If we do that, don't we risk freeing a device allocation that might be in use by a shared buffer allocation (e.g. via device_crop or similar)? Is it possible that we just don't free all the PyHalideBuffers?
It looks like the halide_buffer_t is being created right there from a numpy array, so I don't think it's possible that anything aliases with it. Or is it possible to pass some sort of wrapper of Halide::Runtime::Buffer?
OK, I will take a look
OK, yeah, I think an explicit call to halide_device_free()

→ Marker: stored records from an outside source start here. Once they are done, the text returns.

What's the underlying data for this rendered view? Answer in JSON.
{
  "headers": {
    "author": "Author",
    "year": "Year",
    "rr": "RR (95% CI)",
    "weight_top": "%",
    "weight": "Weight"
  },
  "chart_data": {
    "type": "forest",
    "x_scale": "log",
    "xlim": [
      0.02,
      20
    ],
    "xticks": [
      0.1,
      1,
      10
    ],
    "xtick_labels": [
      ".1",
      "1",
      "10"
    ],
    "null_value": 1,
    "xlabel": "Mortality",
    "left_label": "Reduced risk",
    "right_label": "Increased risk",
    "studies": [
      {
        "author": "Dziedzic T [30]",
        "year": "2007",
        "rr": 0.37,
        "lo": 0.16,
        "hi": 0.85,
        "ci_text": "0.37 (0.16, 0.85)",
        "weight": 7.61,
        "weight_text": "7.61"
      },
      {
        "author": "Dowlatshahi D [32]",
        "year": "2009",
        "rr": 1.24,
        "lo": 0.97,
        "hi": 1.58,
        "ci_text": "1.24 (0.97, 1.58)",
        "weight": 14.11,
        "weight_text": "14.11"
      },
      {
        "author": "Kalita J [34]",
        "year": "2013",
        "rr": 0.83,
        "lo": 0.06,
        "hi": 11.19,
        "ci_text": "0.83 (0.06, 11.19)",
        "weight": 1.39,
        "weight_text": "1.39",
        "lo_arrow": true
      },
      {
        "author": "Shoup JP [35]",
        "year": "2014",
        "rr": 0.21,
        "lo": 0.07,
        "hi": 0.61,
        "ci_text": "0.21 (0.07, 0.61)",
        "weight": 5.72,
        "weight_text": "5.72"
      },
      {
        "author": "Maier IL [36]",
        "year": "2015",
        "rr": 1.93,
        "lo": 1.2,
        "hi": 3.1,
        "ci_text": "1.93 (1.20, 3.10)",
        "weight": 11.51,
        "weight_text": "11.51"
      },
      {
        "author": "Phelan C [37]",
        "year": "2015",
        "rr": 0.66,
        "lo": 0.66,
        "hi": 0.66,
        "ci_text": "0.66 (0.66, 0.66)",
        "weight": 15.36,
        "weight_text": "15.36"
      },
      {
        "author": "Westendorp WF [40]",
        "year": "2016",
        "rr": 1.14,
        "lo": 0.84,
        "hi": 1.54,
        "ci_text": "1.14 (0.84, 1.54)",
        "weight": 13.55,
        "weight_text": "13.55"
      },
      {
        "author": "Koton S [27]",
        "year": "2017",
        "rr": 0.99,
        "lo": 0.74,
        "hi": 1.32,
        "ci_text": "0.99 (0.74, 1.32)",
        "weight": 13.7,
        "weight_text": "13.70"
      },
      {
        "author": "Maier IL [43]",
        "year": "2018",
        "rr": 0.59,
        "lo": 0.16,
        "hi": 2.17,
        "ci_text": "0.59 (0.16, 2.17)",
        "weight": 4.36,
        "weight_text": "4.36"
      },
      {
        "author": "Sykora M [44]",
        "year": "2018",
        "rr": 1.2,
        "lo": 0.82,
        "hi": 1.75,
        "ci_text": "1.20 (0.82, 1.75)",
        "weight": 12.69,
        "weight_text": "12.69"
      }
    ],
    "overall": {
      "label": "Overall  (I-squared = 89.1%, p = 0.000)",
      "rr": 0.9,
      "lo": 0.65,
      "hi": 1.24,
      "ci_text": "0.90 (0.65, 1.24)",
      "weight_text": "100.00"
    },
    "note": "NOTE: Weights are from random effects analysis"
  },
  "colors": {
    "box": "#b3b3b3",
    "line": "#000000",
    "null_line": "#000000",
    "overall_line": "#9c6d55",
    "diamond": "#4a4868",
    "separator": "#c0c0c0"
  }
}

is likely needed in the dtor to PyHalideBuffer
, let me do some testing first
I think https://github.com/halide/Halide/pull/8439 is what we need, please give it a try
Hi,
I'm observing that the GPU runs out of memory when I call local laplacian filter in a loop. It's reproducible by the following code snippet. When I only enable Mullapudi2016 and disable Manual, I do not observe this issue anymore.